As the final straggler takes his seat at one of three kidney-shaped tables, Russell Bjerke, co-owner of the Downtown Poker Club, begins the Tuesday night tournament by uttering the legendary words, "Shuffle up and deal."

The room goes silent and it suddenly seems that the quiet and the cards are the only things this group of people has in common &

there is a representative from almost every gender, age group, class and ethnicity.

There is also one other common thread.

Each player paid $40 for the chance to pit their skill and wit against 24 competitors in order to win the top prize, worth 50 percent of the entry fees, which were around $1,000 on this particular night. Second and third places receive 30 percent and 20 percent, respectively.

While this scenario might seem to be something you could only find in a casino, the Downtown Poker Club is anything but. It is in fact a non-profit corporation and, because of Ashland's gaming laws, is just as legal as your Friday night games around the kitchen table.

"The reason the games are legal is that this is a social game played in a private environment," says Bjerke. "We are not soliciting the game for business purposes; we are soliciting it for general fellowship and gamesmanship. We're not in the business of profiting or the business of marketing a casino-style environment, we are a fellowship environment."

The club offers tournaments almost every night of the week as well as nightly cash games.

The difference between tournaments and cash games is that in a tournament each player begins with the same amount of chips and the winner is the person with all of the chips at the end of the night; in other words, the chips have no cash equivalent. In a cash game, a player may begin with as many chips as he or she chooses to pay for, each chip is worth a specific amount and a player can begin or end play at any time during the game.

In order to play at the club, each member must pay annual dues of $20. In addition, players pay a $20 table fee each night they play which is deducted from each pot in the cash games. These monies are used for upkeep and improvements to the facility.

While this may resemble a "rake" to anyone familiar with casinos, whenever this fee exceeds $20 per person, it is automatically kicked into a player fund that is used as the members see fit.

The Downtown Poker Club is located underneath the Elks Lodge on Will Dodge Way and actually rents their space from the Lodge, the only other place in Ashland to host poker tournaments.

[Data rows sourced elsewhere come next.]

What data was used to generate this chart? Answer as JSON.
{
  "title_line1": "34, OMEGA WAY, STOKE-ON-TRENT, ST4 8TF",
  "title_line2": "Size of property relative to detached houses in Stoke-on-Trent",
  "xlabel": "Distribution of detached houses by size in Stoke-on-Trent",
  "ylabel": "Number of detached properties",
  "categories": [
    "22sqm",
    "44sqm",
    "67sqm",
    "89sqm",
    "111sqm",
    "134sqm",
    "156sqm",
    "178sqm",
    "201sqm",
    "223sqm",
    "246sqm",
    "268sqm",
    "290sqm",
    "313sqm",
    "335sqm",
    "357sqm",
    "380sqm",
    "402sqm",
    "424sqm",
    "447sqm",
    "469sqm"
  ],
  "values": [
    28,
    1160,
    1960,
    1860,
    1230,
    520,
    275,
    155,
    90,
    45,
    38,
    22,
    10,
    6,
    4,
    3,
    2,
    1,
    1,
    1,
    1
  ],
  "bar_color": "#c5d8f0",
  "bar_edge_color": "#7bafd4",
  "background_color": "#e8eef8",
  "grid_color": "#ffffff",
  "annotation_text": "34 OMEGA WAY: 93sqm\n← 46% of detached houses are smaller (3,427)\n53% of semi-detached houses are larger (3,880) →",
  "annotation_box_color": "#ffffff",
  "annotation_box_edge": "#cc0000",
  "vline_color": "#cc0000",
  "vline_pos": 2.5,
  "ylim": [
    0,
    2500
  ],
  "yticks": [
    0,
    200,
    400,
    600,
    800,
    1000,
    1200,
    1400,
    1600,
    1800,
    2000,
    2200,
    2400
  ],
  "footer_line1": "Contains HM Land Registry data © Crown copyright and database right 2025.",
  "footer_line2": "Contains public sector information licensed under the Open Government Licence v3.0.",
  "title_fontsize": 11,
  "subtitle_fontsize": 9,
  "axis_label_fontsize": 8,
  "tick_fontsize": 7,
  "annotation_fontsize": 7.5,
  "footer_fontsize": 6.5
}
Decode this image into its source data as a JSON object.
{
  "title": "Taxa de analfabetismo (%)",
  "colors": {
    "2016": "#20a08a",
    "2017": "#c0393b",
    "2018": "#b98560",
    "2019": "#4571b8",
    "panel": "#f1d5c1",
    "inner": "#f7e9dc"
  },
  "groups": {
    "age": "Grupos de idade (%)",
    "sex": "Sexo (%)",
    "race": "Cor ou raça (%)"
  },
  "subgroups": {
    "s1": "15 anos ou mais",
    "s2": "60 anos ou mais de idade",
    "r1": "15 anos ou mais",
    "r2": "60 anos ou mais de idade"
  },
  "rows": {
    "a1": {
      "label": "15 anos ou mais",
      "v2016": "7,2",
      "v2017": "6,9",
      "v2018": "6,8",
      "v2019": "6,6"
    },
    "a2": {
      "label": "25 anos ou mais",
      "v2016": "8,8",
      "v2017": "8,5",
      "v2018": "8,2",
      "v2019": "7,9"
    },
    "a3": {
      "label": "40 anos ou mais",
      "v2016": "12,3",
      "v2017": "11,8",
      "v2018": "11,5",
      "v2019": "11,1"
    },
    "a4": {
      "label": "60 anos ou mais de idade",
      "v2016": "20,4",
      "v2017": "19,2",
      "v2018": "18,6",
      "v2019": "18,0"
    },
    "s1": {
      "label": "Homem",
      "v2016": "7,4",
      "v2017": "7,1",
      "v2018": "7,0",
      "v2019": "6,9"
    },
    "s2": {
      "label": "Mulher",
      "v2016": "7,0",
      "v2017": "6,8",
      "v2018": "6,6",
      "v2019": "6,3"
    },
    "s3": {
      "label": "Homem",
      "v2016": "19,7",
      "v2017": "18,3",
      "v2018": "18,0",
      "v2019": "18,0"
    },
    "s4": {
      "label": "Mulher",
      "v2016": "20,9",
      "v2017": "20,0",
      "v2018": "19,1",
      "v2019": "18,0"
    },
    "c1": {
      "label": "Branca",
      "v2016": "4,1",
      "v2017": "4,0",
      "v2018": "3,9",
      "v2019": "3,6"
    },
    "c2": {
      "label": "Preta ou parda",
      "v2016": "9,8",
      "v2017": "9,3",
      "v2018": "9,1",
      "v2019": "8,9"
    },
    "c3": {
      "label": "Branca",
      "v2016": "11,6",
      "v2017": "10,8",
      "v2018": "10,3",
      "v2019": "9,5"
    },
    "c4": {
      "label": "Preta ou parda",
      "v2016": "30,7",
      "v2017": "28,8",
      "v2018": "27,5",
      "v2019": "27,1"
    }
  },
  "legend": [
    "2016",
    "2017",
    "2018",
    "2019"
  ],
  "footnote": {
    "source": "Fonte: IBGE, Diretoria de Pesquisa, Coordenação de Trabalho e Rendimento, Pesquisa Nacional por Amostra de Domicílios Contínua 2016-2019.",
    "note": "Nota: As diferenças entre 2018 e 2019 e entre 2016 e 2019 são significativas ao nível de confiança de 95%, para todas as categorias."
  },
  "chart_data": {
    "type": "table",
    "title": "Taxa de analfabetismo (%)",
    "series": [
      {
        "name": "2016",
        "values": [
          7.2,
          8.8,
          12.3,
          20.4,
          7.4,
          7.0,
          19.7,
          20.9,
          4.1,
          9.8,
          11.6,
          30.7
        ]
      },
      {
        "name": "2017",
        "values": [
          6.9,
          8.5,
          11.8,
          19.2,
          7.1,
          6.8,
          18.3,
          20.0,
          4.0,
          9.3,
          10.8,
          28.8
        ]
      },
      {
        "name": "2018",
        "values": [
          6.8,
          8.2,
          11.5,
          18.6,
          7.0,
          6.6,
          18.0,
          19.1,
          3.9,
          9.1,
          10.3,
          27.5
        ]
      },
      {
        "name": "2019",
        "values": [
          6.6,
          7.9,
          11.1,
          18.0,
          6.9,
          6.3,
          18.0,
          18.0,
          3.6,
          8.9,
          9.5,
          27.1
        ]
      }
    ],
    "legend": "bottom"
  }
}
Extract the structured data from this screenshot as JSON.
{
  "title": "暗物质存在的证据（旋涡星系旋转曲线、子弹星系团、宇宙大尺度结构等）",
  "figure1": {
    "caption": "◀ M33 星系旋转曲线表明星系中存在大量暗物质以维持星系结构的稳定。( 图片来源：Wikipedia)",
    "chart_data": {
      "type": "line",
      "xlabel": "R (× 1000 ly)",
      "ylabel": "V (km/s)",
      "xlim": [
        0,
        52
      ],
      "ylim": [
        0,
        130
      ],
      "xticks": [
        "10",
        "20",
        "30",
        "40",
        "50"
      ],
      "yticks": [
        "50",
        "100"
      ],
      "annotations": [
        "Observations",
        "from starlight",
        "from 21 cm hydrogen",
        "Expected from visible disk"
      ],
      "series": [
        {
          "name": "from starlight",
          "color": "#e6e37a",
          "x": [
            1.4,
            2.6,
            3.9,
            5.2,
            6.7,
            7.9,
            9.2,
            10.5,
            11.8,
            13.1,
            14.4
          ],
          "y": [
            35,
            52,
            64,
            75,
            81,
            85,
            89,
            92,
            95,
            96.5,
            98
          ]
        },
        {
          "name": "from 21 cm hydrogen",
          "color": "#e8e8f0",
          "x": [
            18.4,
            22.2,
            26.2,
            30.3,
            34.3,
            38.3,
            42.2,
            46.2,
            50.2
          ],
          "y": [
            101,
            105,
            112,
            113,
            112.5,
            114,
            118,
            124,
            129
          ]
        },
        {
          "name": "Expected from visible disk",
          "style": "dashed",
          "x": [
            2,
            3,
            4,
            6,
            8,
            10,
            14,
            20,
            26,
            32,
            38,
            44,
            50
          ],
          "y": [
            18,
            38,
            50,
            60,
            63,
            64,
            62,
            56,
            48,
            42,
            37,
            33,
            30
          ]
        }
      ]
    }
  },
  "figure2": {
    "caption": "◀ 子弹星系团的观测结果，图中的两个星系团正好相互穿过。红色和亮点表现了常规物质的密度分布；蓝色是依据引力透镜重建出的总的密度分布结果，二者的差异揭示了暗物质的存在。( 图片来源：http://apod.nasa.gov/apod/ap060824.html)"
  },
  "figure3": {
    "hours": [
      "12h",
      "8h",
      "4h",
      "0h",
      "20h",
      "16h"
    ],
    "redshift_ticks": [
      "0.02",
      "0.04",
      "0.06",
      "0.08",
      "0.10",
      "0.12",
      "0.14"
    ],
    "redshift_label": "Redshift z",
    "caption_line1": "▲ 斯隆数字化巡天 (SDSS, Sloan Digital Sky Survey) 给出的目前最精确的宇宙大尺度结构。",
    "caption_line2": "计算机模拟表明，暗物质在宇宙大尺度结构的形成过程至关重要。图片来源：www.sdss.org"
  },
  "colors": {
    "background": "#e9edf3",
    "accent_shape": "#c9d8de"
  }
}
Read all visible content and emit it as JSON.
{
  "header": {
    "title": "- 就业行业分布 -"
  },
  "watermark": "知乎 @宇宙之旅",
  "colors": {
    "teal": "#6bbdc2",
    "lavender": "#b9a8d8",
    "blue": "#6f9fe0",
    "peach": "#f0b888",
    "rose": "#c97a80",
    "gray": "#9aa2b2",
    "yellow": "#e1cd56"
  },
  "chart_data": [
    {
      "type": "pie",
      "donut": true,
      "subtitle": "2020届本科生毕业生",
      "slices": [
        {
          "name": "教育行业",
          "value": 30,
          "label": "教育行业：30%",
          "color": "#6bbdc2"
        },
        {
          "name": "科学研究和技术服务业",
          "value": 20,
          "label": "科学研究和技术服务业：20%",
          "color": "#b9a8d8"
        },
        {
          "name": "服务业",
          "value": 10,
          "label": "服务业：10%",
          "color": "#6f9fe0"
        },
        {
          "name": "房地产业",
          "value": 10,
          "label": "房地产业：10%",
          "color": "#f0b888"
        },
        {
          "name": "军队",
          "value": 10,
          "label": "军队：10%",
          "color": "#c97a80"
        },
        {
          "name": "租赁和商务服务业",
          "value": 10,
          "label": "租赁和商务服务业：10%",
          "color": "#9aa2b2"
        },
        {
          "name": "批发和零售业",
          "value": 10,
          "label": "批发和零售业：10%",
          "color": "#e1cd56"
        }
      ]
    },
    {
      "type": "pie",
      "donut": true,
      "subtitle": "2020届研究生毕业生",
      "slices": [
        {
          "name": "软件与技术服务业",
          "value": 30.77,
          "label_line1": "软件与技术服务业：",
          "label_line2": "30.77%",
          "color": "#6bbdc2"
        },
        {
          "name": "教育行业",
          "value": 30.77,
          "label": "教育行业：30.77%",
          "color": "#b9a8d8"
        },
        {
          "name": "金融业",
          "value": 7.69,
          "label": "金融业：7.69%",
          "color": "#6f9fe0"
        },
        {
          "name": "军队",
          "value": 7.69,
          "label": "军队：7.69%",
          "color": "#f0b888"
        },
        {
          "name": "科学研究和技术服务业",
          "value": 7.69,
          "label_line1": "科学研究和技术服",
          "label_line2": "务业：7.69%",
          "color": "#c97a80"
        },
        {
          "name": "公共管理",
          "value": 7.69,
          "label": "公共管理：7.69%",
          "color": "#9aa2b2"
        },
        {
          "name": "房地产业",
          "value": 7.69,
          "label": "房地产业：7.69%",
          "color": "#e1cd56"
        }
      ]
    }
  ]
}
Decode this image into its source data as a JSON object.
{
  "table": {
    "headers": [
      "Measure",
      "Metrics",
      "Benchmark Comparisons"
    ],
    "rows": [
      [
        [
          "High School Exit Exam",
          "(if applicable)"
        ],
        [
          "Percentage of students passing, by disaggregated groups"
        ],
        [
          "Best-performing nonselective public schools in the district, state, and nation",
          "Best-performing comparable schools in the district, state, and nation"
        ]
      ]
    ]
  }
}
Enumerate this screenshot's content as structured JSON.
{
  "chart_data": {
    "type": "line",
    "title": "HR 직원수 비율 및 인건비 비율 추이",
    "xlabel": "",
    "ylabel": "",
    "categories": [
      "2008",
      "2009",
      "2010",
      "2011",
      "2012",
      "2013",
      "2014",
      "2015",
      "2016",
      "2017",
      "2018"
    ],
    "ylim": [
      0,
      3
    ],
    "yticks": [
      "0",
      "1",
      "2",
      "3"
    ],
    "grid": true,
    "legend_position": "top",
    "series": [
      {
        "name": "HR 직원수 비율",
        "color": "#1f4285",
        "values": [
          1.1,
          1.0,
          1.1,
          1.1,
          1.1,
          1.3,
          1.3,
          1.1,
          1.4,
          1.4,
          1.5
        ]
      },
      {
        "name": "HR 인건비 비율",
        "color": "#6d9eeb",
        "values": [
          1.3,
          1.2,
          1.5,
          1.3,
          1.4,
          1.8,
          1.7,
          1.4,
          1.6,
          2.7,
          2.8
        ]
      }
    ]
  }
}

The Elks Lodge began hosting tournaments as a way to raise money to fund their various charitable organizations around two years ago. Judy Corallo, a semi-professional dealer and avid card player herself, says that the idea behind the games was to provide a social activity that didn't cost very much money, so, in addition to the big tournament that takes place on the second Saturday of every month, they offer smaller games that are open to the public on Friday nights.

"We have 'sit-and-go' tournaments that are very cheap to get into, which enables people to have a social night that is cheaper than going to a movie," says Corallo, whose husband is a Lodge member. "Each 'sit-and-go' costs $12 and lasts 75 minutes; the person with the most chips at the end is the winner."

While Corallo and her group of dealers are usually paid for their services and receive tips, they also deal cards for charitable poker tournaments and for Elks fund raisers such as the upcoming Limit H.O.R.S.E. tournament on April 19.

H.O.R.S.E. stands for the five games played in this mixed tournament: Hold 'Em, Omaha, Razz, Seven Card Stud and Stud Eight or better. There will be a $1,600 prize pool with five places paid for the 40 entrants, whose $60 entry fee includes dinner.